Carlos Bravo Regidor

Exagerar los beneficios que acarrearía la aprobación de tal o cual reforma hasta el punto de promoverla como si se tratara de un “producto milagro”, de esos que prometen curar simultáneamente todo tipo de dolencias u obtener resultados inmediatos sin hacer mayores esfuerzos, es una de las rutinas retóricas más desgastantes de nuestra conversación pública. Porque en su afán de suscitar adhesiones dicha rutina termina condenando las reformas no a que fracasen sino, en todo caso, a que decepcionen.

Desde hace ya tiempo (¿ 1994? ¿1997? ¿2000? ¿2006? ¿2012?) que en México existe un clima de opinión muy propicio para la inflación de expectativas: en el que suelen imperar ánimos más precipitados que reflexivos, tonos más exaltados que esperanzados, voluntades más preocupadas por mostrarse muy convencidas de que hay que cambiar que ocupadas en hacerse cargo de los cambios posibles.

Así, cada elección presidencial, cada periodo de sesiones en el Congreso, cada negociación importante entre los partidos tendemos a representárnosla como “la hora de la verdad”, como una disyuntiva en la que hay que elegir “entre el pasado y el futuro”, como la última oportunidad para hacer “las reformas que el país necesita”, para lograr “el cambio verdadero”, etcétera.

No se me oculta que hay de reformas a reformas, que habrá algunas que puedan hacer diferencias significativas y otras que no tanto. Tampoco ignoro que hay intereses muy concretos que ganan cuando nos relatamos la vida pública en un registro, digamos, de tan corto horizonte y tanta intensidad.

Lo que me pregunto, en todo caso, es cuál será el efecto acumulado de esa manera de contarnos nuestra historia contemporánea como la historia de una crisis sin fin, como una sucesión interminable de coyunturas perenetorias.

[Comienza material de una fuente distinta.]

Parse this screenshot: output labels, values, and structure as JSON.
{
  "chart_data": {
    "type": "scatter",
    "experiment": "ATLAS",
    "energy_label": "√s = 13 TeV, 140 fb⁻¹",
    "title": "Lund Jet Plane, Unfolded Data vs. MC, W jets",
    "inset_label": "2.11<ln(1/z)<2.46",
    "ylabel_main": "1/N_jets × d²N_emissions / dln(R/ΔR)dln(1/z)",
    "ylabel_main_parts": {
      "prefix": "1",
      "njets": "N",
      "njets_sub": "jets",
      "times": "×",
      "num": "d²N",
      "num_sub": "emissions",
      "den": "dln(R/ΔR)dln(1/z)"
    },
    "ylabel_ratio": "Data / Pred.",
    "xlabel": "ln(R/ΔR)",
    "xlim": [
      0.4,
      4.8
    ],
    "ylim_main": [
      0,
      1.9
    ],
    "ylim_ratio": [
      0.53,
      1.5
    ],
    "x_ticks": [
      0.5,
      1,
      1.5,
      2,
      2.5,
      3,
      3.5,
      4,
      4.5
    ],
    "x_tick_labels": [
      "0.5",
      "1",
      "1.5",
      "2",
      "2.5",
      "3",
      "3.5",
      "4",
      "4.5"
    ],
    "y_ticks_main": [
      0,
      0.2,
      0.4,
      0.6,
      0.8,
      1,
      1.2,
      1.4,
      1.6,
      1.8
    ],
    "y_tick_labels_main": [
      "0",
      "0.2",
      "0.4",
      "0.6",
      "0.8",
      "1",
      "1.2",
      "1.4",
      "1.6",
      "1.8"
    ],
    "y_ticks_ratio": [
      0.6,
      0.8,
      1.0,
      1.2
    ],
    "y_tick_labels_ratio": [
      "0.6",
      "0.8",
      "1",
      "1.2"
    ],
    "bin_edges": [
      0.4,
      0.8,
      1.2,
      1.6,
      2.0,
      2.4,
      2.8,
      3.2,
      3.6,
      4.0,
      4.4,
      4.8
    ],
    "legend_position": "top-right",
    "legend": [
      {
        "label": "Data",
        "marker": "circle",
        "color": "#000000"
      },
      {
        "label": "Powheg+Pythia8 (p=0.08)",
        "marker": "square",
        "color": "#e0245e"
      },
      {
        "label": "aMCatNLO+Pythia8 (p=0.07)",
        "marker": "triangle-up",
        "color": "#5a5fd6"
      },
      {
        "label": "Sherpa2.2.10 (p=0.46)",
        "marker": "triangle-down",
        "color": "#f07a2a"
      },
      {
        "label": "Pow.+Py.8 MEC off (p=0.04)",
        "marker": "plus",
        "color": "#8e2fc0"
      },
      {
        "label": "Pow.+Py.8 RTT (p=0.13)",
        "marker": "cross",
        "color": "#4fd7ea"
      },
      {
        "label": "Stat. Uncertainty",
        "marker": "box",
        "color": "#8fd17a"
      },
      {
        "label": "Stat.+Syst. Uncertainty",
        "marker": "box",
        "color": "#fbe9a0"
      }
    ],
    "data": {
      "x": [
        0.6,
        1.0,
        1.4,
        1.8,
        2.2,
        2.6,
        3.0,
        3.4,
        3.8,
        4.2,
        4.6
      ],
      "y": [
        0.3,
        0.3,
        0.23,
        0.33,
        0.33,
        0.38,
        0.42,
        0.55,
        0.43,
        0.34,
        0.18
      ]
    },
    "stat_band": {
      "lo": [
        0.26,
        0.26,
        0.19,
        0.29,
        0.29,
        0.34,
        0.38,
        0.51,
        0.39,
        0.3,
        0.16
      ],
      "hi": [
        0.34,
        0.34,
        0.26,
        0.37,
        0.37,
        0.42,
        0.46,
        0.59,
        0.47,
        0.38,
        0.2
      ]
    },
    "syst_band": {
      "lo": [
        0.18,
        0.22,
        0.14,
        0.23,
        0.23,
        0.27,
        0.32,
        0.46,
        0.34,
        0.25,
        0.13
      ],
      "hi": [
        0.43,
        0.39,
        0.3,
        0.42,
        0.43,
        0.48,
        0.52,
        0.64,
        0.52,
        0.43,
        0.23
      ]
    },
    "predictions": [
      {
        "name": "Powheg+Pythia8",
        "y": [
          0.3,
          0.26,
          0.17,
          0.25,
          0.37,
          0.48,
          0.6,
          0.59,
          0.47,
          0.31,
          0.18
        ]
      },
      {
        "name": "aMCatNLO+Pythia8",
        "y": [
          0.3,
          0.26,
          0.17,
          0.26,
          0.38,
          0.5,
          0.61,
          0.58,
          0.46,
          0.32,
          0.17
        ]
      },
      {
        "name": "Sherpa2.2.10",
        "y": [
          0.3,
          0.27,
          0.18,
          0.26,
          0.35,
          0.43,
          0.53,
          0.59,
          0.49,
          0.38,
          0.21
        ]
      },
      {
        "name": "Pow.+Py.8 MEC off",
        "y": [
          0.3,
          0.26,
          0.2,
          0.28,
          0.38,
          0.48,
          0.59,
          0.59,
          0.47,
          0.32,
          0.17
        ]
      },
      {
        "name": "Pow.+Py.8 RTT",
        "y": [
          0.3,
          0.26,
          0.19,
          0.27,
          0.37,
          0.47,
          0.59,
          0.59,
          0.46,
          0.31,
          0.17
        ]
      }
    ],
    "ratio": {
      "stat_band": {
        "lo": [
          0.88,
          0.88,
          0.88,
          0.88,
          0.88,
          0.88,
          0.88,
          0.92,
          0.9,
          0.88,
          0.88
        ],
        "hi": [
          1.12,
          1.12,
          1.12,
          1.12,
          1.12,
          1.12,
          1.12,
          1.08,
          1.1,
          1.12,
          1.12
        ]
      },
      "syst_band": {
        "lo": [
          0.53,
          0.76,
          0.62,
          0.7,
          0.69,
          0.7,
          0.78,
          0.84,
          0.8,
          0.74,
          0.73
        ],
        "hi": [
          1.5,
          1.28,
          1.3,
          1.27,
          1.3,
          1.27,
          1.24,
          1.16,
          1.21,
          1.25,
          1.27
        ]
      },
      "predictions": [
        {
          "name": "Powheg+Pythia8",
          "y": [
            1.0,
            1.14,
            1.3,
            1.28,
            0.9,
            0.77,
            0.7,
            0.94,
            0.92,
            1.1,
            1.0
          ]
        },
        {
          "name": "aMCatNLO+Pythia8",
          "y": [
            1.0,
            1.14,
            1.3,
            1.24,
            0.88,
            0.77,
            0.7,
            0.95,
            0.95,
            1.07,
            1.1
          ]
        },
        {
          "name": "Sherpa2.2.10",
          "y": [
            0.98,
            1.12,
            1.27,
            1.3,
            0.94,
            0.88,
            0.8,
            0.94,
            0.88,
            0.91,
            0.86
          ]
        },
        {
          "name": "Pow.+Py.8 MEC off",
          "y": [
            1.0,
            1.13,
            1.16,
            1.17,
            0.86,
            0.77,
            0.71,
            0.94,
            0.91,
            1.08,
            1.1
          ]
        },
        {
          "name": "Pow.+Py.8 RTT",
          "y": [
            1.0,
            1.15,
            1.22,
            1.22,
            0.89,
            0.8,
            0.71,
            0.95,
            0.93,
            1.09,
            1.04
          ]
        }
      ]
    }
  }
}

¿Qué tipo de propuestas tienen mayor probabilidad de éxito cuando el electorado espera resultados rápidos y contundentes? ¿Qué clase de figuras políticas saben canalizar mejor la impaciencia, la frustración, la furia? ¿Qué noción de futuro puede engendrar un presente tan volcado sobre sí mismo, tan falto de perspectiva?

Quizás convendría replantear la manera en que nos hemos acostumbrado a pensar las reformas. Dejar de concebirlas como actos e imaginarlas más como procesos; poner el énfasis no tanto en quién las promulga sino en cómo se ejecutan.

Hay un punto en el que la responsabilidad no es ya solamente de quienes venden “productos milagro”. Es, también, de quienes insisten en seguirlos comprando...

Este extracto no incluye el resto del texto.